Algo parecido terão experimentado os que conheceram São Paulo. A primeira leitura, que indica algumas das cidades e regiões por onde passou este “gigante da fé”, é bastante eloquente: Listra, Icónio, Antioquia, Pisídia, Panfilia, Perga, Atalia...Quem conhecerá os sofrimentos, as dificuldades, as aflições que terá vivido este homem em todos estes trajectos, sobretudo naquela época? Mencionou algumas das suas cruzes na segunda carta aos Corintios: três vezes naufragou, três vezes foi açoitado pelo judeus, e duas vezes foi golpeado com varas, uma vez lapidaram-no. Viveu situações ao limite das suas virtudes: na carta aos Gálatas chegou a pedir ao Senhor que lhe retirasse um sofrimento que tinha “cravado na carne”. A resposta foi: “basta-te a minha graça que encontra na fraqueza a sua realização”.
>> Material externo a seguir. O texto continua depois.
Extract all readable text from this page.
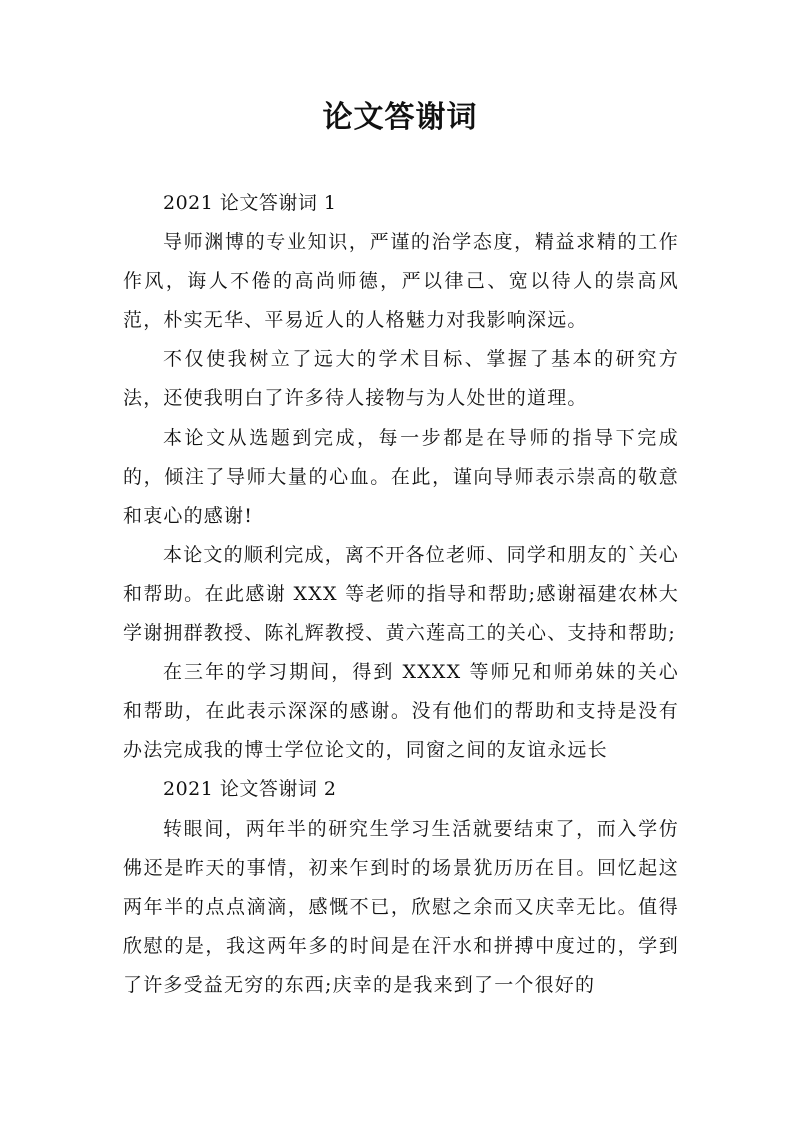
论文答谢词

2021 论文答谢词 1

导师渊博的专业知识，严谨的治学态度，精益求精的工作作风，诲人不倦的高尚师德，严以律己、宽以待人的崇高风范，朴实无华、平易近人的人格魅力对我影响深远。

不仅使我树立了远大的学术目标、掌握了基本的研究方法，还使我明白了许多待人接物与为人处世的道理。

本论文从选题到完成，每一步都是在导师的指导下完成的，倾注了导师大量的心血。在此，谨向导师表示崇高的敬意和衷心的感谢!

本论文的顺利完成，离不开各位老师、同学和朋友的`关心和帮助。在此感谢 XXX 等老师的指导和帮助;感谢福建农林大学谢拥群教授、陈礼辉教授、黄六莲高工的关心、支持和帮助;

在三年的学习期间，得到 XXXX 等师兄和师弟妹的关心和帮助，在此表示深深的感谢。没有他们的帮助和支持是没有办法完成我的博士学位论文的，同窗之间的友谊永远长

2021 论文答谢词 2

转眼间，两年半的研究生学习生活就要结束了，而入学仿佛还是昨天的事情，初来乍到时的场景犹历历在目。回忆起这两年半的点点滴滴，感慨不已，欣慰之余而又庆幸无比。值得欣慰的是，我这两年多的时间是在汗水和拼搏中度过的，学到了许多受益无穷的东西;庆幸的是我来到了一个很好的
Era um homem extraordinário, São Paulo, coberto de feridas, mas cujo frágil corpo não conseguia esconder a luz de um amor que não era de este mundo. Por isso, não surpreende esta passagem da segunda carta aos Coríntios: “E nós todos, o rosto descoberto, reflectindo como num espelho a glória do Senhor, somos transformados em sua imagem, de glória em glória, segundo a acção do Espírito Santo”. A sua pessoa devia suscitar uma admiração sem limites, mas também uma compaixão até às lágrimas. Como choraram os da Igreja de Éfeso, ao despedirem-se dele no porto! “Agora sei”, tinha-lhes assegurado, “que não mais vereis o meu rosto”. Com efeito dirigia-se a Jerusalem onde seria feito prisioneiro. E já o sabia, por revelação do Espírito Santo. Em Cesareia tentaram de novo retê-lo mas ele respondeu: “Porque actuam assim, continuando a chorar e a partir-me o coração? Eu estou pronto não somente a ser encarcerado, mas a morrer em Jerusalem pelo nome de Nosso Senhor Jesus Cristo!”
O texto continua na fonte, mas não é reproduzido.